久々の更新です。6月半ばから1ヶ月ばかり日本へ帰国していました。病院に入院している父に会いに行ったり、いつもは兄が実家で看ている母と二人きりで過ごしたり、1週間滞在を伸ばしたりもしたのですが、あっという間にイタリアへ戻る日が来てしまい、ピサの空港に降り立ってから、1週間です。私の不在を感じてくれるイタリアの家族の温かさ・・・私にとってどんなに大切なものか遠く離れるとよく分かります。そして、日本の両親は幸いにも兄が世話をしてくれているのが本当にありがたいです。こうして、今までの生活を続けることが許されています。日本帰国を終え、高齢の両親を持ちながら、イタリアへ向け再び飛び立つ時の哀しさはなんとも表現しがたいです。そしてそれは年を重ねるごとに大きくなっていきます。
$トスカーナの丘の上 “イル ピアネッロ” からのつぶやき

 昨日今日と道の両側の草刈をしています。イタリアを発つ前に刈ったはずの草・・・1ヶ月の間にまるで何が月もほったらかしているように草はぼうぼうです。雑木の枝も伸びています。トラクターが時々この細い田舎道を通ると、飛び出た枝などを引きちぎるようにして傷つけていきます。こうして、鎌を持ったり、剪定ばさみを持って、庭の世話や道を整えていると、本当に自宅に戻ってきた実感が湧いてきます。ありがたいです。福岡の実家でも溜まった庭掃除を汗をぶるぶるかきながら、してきました。梅雨の雨の合間に張り切りました。
 我が家で刈った草や枯れ葉、外で出るものは山積みにしていきます。皆オーガニックになるので、こちらではゴミとは呼ばないですが、実家でなんでも燃えるゴミの袋に詰め込むのが不自然でした。大きなビニール袋に10個以上びっしり詰めて家の前に出したので(2回には分けましたが)きっとごみ収集の方は驚かれたことでしょう。それでもゴミの日の翌朝はどの袋も消えていました。

$トスカーナの丘の上 “イル ピアネッロ” からのつぶやき

最近の我が家からの眺めです。夏色・・・遠くに動物の飼料になる草がトラクターで刈り取られ、大きく丸められたものがごろんごろんと転がっています。こんな風にバッレ(複)とよばれる飼料用の草の塊は全てトラクターに取り付けられた機械で出来ます。
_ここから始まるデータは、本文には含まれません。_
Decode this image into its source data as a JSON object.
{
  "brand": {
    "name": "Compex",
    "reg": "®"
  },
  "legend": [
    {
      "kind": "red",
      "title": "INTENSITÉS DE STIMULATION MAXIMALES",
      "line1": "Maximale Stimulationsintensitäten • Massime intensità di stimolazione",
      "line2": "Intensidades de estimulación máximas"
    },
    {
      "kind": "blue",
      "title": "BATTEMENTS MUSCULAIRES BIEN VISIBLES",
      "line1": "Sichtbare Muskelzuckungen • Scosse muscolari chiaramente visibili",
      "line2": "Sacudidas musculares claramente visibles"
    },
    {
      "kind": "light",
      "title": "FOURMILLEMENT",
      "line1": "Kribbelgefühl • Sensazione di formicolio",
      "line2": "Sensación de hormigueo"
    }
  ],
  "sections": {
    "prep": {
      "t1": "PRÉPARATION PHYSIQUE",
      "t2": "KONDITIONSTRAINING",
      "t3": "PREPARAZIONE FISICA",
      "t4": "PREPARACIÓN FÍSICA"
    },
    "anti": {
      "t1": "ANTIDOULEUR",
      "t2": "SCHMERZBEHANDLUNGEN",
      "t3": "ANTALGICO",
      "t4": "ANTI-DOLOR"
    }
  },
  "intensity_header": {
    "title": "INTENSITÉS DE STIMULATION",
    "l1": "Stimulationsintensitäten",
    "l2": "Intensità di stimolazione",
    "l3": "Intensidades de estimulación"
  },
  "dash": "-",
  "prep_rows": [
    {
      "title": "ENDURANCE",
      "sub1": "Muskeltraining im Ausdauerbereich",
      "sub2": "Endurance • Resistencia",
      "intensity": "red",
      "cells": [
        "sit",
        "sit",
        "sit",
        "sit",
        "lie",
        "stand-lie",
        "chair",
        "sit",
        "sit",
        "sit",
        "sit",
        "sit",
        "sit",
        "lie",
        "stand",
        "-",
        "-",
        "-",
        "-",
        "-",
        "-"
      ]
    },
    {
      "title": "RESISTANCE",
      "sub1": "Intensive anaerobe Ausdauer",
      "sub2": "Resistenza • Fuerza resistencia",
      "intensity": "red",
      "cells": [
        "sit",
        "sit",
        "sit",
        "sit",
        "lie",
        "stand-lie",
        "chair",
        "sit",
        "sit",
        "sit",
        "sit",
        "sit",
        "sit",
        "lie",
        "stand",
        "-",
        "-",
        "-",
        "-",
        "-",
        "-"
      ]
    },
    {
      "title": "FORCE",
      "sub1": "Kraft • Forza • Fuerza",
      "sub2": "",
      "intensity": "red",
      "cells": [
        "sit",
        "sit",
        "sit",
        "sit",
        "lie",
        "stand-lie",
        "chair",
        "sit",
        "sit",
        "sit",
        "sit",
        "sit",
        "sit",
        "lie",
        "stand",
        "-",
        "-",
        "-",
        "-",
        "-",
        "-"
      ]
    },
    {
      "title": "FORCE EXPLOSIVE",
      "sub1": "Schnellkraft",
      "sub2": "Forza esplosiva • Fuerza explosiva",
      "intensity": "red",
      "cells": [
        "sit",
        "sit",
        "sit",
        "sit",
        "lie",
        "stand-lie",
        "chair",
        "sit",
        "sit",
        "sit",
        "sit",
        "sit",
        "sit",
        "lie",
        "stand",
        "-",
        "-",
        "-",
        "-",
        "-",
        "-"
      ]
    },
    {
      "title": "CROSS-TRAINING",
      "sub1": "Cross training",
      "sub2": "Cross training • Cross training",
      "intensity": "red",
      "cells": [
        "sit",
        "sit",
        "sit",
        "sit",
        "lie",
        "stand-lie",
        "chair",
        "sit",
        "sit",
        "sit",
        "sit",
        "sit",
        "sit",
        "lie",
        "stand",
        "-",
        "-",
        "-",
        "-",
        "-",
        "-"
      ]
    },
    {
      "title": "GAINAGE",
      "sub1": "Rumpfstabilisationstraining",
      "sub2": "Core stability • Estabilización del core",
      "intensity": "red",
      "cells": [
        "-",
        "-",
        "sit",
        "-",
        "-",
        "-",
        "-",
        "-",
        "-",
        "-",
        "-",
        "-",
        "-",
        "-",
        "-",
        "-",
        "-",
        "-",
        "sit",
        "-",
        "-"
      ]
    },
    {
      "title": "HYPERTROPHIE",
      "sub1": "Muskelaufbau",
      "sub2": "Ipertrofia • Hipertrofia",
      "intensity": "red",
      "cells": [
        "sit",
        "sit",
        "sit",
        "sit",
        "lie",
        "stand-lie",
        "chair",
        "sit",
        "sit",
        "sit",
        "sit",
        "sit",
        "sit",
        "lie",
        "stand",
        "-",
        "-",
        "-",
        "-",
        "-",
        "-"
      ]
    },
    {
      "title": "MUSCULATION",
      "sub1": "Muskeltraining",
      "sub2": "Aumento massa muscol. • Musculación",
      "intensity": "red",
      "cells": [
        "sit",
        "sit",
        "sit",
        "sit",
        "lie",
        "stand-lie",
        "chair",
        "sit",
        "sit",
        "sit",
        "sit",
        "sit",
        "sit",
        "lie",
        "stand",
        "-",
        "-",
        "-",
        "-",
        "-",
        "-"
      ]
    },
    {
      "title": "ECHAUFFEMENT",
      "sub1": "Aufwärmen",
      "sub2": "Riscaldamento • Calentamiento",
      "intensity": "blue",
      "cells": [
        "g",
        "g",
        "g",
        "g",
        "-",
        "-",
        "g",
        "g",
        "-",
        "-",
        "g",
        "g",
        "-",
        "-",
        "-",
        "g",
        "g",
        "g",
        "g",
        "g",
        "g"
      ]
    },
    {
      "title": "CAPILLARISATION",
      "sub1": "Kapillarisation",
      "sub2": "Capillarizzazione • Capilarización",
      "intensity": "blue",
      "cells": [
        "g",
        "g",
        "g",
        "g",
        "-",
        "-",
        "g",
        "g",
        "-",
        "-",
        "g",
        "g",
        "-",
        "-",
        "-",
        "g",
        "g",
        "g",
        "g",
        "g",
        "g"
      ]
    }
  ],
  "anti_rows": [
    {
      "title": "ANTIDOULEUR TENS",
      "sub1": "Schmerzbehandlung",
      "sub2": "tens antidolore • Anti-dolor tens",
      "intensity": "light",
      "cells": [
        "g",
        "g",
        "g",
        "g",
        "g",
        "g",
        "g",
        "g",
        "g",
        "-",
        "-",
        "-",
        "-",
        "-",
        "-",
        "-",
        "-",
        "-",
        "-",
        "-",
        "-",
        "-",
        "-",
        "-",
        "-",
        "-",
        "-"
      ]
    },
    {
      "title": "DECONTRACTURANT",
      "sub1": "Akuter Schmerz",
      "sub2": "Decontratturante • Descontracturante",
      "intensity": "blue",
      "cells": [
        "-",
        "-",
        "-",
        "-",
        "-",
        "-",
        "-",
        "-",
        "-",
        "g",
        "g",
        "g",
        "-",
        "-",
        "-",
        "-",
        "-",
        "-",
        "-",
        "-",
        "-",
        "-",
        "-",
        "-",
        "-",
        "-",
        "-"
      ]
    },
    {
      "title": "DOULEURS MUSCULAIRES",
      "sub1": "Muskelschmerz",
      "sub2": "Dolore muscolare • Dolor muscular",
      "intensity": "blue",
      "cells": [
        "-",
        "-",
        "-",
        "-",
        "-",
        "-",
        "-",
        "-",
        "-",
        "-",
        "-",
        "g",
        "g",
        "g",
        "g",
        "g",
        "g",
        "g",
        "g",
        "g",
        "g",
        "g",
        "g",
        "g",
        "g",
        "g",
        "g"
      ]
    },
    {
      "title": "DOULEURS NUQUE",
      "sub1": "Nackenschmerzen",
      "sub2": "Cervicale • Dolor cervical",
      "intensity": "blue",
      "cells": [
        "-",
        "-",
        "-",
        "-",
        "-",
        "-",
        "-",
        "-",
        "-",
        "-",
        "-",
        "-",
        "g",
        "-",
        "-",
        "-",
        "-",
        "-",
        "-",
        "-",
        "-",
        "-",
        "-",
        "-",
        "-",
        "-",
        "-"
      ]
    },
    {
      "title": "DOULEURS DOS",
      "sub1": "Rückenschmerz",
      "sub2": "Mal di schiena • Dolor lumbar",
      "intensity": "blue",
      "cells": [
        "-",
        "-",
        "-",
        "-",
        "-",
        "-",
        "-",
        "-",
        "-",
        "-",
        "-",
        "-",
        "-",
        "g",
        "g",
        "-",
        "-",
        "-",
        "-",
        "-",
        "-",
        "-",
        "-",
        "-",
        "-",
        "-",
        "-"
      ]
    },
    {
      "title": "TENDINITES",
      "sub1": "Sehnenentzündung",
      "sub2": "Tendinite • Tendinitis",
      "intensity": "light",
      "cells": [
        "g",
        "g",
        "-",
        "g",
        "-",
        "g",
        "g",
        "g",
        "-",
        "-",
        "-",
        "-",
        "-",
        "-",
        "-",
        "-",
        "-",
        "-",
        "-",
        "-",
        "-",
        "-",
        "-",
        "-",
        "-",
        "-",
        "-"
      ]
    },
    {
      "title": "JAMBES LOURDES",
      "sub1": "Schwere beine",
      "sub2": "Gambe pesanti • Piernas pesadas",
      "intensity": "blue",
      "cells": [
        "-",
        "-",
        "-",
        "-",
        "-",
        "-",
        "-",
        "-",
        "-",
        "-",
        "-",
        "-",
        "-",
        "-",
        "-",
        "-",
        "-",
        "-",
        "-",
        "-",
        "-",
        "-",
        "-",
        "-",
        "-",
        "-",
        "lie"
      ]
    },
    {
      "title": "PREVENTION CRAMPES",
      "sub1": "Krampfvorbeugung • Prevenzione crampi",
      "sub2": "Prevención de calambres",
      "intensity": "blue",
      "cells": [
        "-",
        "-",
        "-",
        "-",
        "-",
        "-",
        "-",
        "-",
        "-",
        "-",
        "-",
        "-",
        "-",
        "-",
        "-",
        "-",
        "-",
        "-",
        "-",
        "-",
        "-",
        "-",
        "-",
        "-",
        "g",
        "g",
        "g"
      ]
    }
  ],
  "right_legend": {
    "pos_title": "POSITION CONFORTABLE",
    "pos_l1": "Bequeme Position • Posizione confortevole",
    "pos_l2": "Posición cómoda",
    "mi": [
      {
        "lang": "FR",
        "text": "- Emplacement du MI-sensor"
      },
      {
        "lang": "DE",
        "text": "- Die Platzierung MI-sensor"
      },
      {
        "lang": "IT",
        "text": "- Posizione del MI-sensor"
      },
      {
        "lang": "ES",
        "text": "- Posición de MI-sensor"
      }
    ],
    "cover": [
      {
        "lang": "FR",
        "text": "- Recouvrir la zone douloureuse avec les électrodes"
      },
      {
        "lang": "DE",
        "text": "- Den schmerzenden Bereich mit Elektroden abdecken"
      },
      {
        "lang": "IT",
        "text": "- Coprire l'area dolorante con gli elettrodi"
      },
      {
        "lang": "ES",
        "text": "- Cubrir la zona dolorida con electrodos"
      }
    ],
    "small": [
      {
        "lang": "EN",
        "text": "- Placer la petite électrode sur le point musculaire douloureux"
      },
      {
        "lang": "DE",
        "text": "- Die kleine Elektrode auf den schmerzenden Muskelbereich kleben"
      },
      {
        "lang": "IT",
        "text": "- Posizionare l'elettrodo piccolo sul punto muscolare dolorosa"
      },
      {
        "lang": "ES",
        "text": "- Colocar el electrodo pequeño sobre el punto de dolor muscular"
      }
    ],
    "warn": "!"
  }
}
$トスカーナの丘の上 “イル ピアネッロ” からのつぶやき

この広い広い耕作地は皆動物達のための作物を作っています。人間の口に直接入る食物が作られる日は来るのでしょうか?飢餓の原因は畜産にあるともいわれる現在、自分の周辺を見ても色々考えさせられます。我が家では自給自足の考えを基本においています。息子達はこの田舎で生まれ、育ち、現在はそれぞれ学校や仕事でピサの街にいますが、それでも、田舎をこよなく愛しているようです。
長男は来週の試験を前に、時間を見つけて帰宅、涼しい木陰で勉強に励んでいます。
 
$トスカーナの丘の上 “イル ピアネッロ” からのつぶやき

夜空も美しい今日この頃です。日中は例年にない高温の日が続いていますが。